The Quietus - A new rock music and pop culture website

Features

Musicians & tQ Writers On Anti-Fascist Anthems
Luke Turner , October 4th, 2016 08:32

Featuring contributions from Ben Durutti, Penny Rimbaud, Bobby Barry, Jeremy Allen, Ben Myers, Kevin McCaighy, Stewart Smith, Neil Cooper, Matt Evans, Tony F Wilson, Leo Chadburn, Emily Mackay, David Bennun, Phil Harrison, Arnold De Boer, Joel McIver, Russell Cuzner, Jeremy Bolm, John Doran, TV Smith, James Sherry, Jonathan Meades, Tristan Bath, JR Moores, Julian Marszalek, Captain Sensible, Andy Moor, Christine Casey, Nic Bullen and Stewart Lee

Pet_shop_boys_disco_533083_1466875692_resize_460x400


Pet Shop Boys - ‘In The Night’

It's a song with, and about, a curious history.

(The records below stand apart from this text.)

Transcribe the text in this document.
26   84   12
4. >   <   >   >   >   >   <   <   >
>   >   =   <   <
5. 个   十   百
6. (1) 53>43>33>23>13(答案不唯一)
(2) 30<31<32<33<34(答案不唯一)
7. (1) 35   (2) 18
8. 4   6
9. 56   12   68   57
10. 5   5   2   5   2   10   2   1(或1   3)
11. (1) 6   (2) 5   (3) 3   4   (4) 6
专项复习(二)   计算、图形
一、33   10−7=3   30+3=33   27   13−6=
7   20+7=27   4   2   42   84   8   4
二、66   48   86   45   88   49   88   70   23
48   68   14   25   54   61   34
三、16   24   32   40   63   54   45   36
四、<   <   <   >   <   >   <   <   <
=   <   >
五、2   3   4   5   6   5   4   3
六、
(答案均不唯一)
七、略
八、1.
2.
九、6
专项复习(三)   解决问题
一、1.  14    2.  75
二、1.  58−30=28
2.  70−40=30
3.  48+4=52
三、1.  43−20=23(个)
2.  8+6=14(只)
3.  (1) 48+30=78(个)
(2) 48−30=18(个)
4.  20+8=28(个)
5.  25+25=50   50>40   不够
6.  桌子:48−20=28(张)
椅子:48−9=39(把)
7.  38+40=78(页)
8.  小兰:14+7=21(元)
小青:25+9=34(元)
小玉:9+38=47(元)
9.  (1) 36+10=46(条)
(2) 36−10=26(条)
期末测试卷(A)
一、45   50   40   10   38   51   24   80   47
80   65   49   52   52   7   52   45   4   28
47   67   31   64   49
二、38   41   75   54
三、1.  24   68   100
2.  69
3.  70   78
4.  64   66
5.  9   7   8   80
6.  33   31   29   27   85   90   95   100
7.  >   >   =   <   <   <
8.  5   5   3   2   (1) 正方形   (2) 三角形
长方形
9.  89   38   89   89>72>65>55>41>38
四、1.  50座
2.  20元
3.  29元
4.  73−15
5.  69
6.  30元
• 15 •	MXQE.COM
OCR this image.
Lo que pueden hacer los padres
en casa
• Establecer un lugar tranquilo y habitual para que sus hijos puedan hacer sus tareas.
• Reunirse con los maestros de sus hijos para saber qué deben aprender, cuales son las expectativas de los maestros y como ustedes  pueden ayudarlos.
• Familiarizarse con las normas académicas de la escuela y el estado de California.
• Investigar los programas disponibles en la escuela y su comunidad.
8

It was, in its original, sombre, almost gothy incarnation, the 1985 b-side of 'Opportunities (Let's Make Lots Of Money)'. The brisk, staccato Arthur Baker remix from Disco (1987) provided the instrumental theme for The Clothes Show , and is also a Total Banger. But as so often with Pet Shop Boys, a Total Banger laden with nuance and ambiguity. If one opposes fascism, as did the zazous - the members of a WWII French subculture who lived for fashion, music and hedonism - yet one does not support the resistance against it, what does that make one? George Orwell had no doubt, describing British pacifists as "objectively pro-Nazi". Of the zazous, Neil Tennant puts it thus:

”In this situation
[There's] a thin line between love and crime
and collaboration.”

The zazous had as much to fear from the Resistance as from the German occupiers; it was the former, Tennant hints, who might be sounding that sinister and fatal "knock on the door in the night." It is all very well, when the soldiers strut and the flags are out, to say what you think, and care only about love; but who will protect your freedom to do so? Orwell again comes to mind, with his words on Rudyard Kipling: "He sees clearly that men can only be highly civilized while other men, inevitably less civilized, are there to guard and feed them." Zazou, what you gonna do? It's not merely a rhetorical question. It is an unavoidable moral choice; because in some circumstances, to take no side is to aid the enemy.